The two Pentagon leaders said the threats from both Russia and China remain significant, while they defended the US approach to the war and the flow of arms the US is sending to Ukraine. Milley said that Russia’s invasion of Ukraine is “the greatest threat to peace and security of Europe and perhaps the world” in his 42 years serving in the US military, but added it was “heartening” to see the world rally around Ukraine.
“The Russian invasion of Ukraine is threatening to undermine not only European peace and stability but global peace and stability that my parents and a generation of Americans fought so hard to defend,” Milley said.
Milley was asked about the need to reallocate forces to Europe’s eastern flank, where NATO allies are worried that they may be Russia’s next target. “My advice would be to create permanent bases but don’t permanently station (forces), so you get the effect of permanence by rotational forces cycling through permanent bases,” he said.
“I believe that a lot of our European allies, especially those such as the Baltics or Poland and Romania, and elsewhere — they’re very, very willing to establish permanent bases.
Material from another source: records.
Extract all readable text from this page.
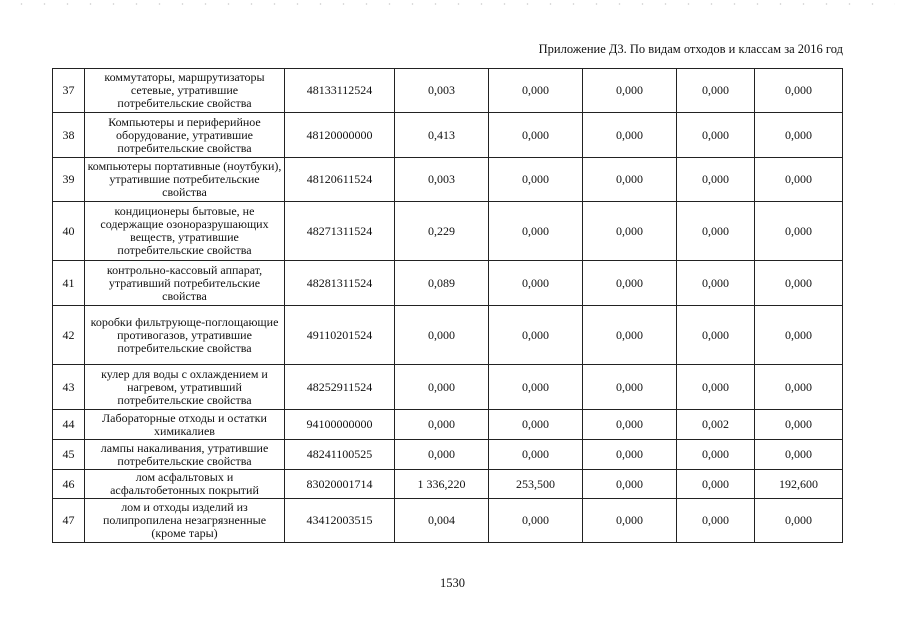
Приложение Д3. По видам отходов и классам за 2016 год
37	коммутаторы, маршрутизаторы сетевые, утратившие потребительские свойства	48133112524	0,003	0,000	0,000	0,000	0,000
38	Компьютеры и периферийное оборудование, утратившие потребительские свойства	48120000000	0,413	0,000	0,000	0,000	0,000
39	компьютеры портативные (ноутбуки), утратившие потребительские свойства	48120611524	0,003	0,000	0,000	0,000	0,000
40	кондиционеры бытовые, не содержащие озоноразрушающих веществ, утратившие потребительские свойства	48271311524	0,229	0,000	0,000	0,000	0,000
41	контрольно-кассовый аппарат, утративший потребительские свойства	48281311524	0,089	0,000	0,000	0,000	0,000
42	коробки фильтрующе-поглощающие противогазов, утратившие потребительские свойства	49110201524	0,000	0,000	0,000	0,000	0,000
43	кулер для воды с охлаждением и нагревом, утративший потребительские свойства	48252911524	0,000	0,000	0,000	0,000	0,000
44	Лабораторные отходы и остатки химикалиев	94100000000	0,000	0,000	0,000	0,002	0,000
45	лампы накаливания, утратившие потребительские свойства	48241100525	0,000	0,000	0,000	0,000	0,000
46	лом асфальтовых и асфальтобетонных покрытий	83020001714	1 336,220	253,500	0,000	0,000	192,600
47	лом и отходы изделий из полипропилена незагрязненные (кроме тары)	43412003515	0,004	0,000	0,000	0,000	0,000
1530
They’ll build them, they’ll pay for them.” Austin added that he recently visited and spoke with leaders in the Baltics, noting that they made it clear they value U.S. troops there.
“We’ll continue to work with NATO to assess what the requirements will be moving forward,” Austin said. “We will be part of that solution.” The Pentagon is continuing to review its troop numbers across Europe, and whether to add more or shift some of those already there to other locations. Milley said Tuesday that while there are no decisions yet, there’s a possibility, if not a probability” of increase U.S. troops in Europe, and that need could be filled by rotational forces.